A professor from Notre Dame's Department of Irish Language and Literature--Brian Ó Conchubhair--has published a book that is garnering prizes and creating a stir in how he interprets the relationship between Ireland's important late nineteenth century cultural movements and European intellectual thought in the Fin de Siècle.

(The Irish Fin de Siècle: Darwin, the Language Revival, and European Intellectual Thought)Fin de Siècle na Gaeilge: Darwin, an Athbheochan, agus smaointeoireacht na hEorpa recently won an award from the American Conference for Irish Studies. It also won first-place in Ireland’s 2009 Oireachtas na Gaeilge Literary Competition, the most prestigious Irish language literary competition.

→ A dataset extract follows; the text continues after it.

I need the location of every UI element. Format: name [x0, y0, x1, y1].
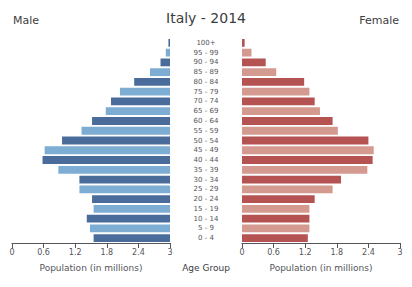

Published by Cló Iar-Chonnachta in late 2009, “Fin de Siècle na Gaeilge” is a study of the Gaelic revival caused by events at the end of the 19th century, such as Darwinism, race extermination, cultural decline, degeneration and cultural nationalism.

“I’ve always been puzzled by the revivalists’ presumed intellectual isolation from mainstream 19th-century European thought,” Ó Conchubhair said. “The idea behind this book was to see what overlap, if any, existed between European intellectual movements—Darwinism in particular—and fin de siècle Ireland.

“What it ended up being was a new way of seeing and reading the revival — less in terms of cultural nationalism and more as an Irish response to European fears of racial decline, cultural degeneration and the emerging racial theory.”

The award committee members described Ó Conchubhair’s research as “important and original scholarship, a pioneering work, a powerful and readable book, and a valuable resource for scholars interested in this area… It is expected that this work will inspire a great many other scholars to follow his lead.”